La goutte

La goutte est l’une des formes de rhumatisme les plus douloureuses. Elle atteint les articulations et les parties molles, généralement l’articulation de base du gros orteil en premier.

La goutte est connue depuis l’Antiquité comme une maladie de l’abondance touchant ceux qui s’octroient chaque jour du vin et de la viande. Le mode de vie y joue en effet un certain rôle. Surpoids, sédentarité et consommation de viande supérieure à 50 kilos par personne et par an contribuent à faire de la goutte une maladie rhumatismale aujourd’hui encore très répandue en Suisse.

80% des personnes souffrant de la goutte sont de sexe masculin. Environ 3% des hommes atteignant l’âge de la retraite sont concernés. La goutte est la maladie articulaire inflammatoire la plus fréquente chez les hommes de plus de 40 ans. La première crise de goutte survient en moyenne au milieu de la vie d’un homme (entre 40 et 45 ans).

En revanche, les femmes sont protégées par les hormones sexuelles féminines jusqu’à la ménopause. Chez les femmes, la première crise de goutte apparaît en moyenne entre 55 et 60 ans.

Causes

Les facteurs déclencheurs typiques d’une crise de goutte nocturne sont une importante consommation d’alcool la veille et un repas copieux composé de viande, de poisson et de fruits de mer. C’est la goutte qui fait déborder le vase – mais ce dernier était déjà rempli depuis longtemps: la goutte peut progresser pendant une longue période. Elle a pour origine une concentration excessive d’acide urique dans le sang: une hyperuricémie.

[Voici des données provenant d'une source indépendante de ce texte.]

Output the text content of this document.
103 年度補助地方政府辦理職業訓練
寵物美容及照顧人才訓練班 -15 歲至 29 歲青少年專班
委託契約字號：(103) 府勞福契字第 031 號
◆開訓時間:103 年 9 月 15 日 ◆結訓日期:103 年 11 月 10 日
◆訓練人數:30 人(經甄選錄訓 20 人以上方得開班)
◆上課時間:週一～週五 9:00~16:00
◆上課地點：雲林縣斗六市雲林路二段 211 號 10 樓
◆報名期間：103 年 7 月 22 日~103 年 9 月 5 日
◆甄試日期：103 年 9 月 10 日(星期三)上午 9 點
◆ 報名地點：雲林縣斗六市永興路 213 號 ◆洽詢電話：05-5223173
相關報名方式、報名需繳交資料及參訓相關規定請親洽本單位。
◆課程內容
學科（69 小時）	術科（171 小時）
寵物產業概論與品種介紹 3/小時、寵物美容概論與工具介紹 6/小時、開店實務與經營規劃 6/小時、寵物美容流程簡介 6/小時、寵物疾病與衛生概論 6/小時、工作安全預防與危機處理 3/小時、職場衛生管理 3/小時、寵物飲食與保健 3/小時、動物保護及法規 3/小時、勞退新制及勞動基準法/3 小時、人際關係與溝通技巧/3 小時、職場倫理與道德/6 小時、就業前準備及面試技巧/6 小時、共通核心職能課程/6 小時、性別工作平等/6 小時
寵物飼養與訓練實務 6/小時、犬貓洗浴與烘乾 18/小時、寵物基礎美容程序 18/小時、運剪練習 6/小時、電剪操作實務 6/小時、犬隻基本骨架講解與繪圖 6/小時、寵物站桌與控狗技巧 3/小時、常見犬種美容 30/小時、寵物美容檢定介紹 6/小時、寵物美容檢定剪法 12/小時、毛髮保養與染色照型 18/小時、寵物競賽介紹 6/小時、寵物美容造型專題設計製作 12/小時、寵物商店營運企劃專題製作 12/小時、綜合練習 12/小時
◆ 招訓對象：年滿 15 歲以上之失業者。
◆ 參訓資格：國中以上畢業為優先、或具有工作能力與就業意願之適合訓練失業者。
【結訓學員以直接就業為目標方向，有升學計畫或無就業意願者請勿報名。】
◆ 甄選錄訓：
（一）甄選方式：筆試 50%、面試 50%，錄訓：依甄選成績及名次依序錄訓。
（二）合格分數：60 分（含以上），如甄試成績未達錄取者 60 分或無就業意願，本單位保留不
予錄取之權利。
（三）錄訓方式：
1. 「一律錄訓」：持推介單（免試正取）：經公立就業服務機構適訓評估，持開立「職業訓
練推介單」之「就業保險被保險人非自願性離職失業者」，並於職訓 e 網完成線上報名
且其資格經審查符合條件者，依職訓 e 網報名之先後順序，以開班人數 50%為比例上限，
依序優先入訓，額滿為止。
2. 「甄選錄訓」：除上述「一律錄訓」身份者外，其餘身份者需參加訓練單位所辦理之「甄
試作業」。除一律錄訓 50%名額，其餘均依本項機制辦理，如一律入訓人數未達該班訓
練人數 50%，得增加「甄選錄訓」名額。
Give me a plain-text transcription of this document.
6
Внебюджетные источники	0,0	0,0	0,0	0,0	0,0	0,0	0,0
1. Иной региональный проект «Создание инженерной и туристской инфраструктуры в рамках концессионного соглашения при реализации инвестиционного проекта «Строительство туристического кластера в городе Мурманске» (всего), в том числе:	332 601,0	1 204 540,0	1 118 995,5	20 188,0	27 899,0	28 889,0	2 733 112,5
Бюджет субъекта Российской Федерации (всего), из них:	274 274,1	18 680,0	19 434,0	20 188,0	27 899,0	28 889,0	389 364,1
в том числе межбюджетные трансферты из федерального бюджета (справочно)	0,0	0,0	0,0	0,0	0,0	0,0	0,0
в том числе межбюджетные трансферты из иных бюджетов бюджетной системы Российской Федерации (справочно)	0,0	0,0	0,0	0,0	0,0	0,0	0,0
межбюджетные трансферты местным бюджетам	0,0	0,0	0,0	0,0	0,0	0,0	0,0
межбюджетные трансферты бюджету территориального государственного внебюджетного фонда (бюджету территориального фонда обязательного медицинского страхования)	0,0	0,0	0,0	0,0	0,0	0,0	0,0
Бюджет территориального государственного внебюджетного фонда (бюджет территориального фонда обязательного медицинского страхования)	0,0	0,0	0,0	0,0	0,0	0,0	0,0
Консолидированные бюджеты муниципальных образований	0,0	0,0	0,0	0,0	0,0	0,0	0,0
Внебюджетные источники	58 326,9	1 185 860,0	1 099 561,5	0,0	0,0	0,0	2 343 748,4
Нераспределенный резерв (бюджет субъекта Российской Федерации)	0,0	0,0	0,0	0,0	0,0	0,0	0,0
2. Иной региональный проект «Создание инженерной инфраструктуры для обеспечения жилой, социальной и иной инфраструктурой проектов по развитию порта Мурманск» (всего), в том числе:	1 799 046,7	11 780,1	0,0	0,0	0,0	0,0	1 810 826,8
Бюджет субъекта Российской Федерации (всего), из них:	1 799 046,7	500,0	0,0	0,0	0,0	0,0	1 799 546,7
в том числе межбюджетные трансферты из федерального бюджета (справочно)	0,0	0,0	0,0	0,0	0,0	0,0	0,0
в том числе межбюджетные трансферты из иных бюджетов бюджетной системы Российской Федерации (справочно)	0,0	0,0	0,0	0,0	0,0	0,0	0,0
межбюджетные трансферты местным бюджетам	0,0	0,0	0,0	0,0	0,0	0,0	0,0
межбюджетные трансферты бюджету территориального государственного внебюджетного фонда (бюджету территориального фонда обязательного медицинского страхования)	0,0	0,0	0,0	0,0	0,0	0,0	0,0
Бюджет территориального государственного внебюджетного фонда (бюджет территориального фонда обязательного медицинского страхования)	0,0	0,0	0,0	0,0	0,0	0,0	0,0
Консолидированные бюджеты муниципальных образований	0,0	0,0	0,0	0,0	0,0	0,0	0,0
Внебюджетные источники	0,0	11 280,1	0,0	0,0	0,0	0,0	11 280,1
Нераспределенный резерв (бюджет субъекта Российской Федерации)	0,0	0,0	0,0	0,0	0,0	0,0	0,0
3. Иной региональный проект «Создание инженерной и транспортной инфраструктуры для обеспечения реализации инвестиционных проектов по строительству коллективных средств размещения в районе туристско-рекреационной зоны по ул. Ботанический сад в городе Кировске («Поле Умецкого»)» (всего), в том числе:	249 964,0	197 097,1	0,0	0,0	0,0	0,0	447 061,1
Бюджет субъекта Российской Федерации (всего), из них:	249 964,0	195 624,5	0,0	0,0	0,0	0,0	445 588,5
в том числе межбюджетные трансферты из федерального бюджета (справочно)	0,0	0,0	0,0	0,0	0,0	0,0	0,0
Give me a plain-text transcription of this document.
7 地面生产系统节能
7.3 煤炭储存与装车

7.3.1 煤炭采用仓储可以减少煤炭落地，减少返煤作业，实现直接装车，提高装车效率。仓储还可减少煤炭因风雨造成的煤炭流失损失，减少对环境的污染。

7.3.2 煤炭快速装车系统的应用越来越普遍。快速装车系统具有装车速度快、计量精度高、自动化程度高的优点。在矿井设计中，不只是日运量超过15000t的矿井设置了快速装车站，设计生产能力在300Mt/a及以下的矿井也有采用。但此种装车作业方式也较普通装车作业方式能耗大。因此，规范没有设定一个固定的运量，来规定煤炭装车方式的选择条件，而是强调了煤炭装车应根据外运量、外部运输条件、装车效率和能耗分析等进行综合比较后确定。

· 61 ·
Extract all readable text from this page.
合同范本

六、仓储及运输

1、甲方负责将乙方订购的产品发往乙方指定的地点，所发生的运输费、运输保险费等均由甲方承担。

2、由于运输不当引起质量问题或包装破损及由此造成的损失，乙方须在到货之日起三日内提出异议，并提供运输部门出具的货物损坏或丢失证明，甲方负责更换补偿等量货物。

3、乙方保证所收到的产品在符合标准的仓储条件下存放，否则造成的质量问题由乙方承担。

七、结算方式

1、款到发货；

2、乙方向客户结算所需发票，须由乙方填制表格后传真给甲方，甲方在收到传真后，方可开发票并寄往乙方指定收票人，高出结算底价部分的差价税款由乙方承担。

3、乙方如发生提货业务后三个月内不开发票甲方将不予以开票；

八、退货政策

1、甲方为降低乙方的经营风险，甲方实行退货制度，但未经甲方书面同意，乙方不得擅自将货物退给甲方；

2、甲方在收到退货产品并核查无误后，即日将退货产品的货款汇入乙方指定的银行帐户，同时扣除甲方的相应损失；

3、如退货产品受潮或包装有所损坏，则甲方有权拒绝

Le rôle de l’hérédité dans la maladie a été identifié dès le Moyen Âge. La plupart des goutteux présentent une prédisposition congénitale à une réduction de la capacité des reins à éliminer l’acide urique, ce qui entraîne inévitablement une augmentation du taux d’acide urique (hyperuricémie).

Le mode de vie contribue également à l’augmentation du taux d’acide urique. Beaucoup de personnes souffrant de la goutte ont une alimentation riche en viande qui conduit à un apport important de purines et entravent l’élimination de l’acide urique par les reins par une consommation excessive d’alcool.

Les purines jouent un rôle central dans l’augmentation du taux d’acide urique (hyperuricémie). Les purines sont des composants de l’acide désoxyribonucléique (ADN), le matériel génétique enfermé dans les noyaux cellulaires. Les purines sont en partie apportées par l’alimentation et en partie synthétisées par l’organisme.

Elles sont transformées en acide urique par le métabolisme. Si leur concentration dans le sang dépasse un certain taux, l’acide urique commence à se cristalliser et à se déposer dans les articulations, les bourses séreuses et le tissu conjonctif situé à proximité des articulations. Présentant des arêtes vives, les cristaux d’acide urique irritent les tissus, génèrent des inflammations et causent des douleurs violentes.

La goutte dite primaire a pour cause l’augmentation du taux d’acide urique imputable aux facteurs héréditaires et à l’alimentation. On parle de goutte secondaire quand elle fait suite à d’autres maladies.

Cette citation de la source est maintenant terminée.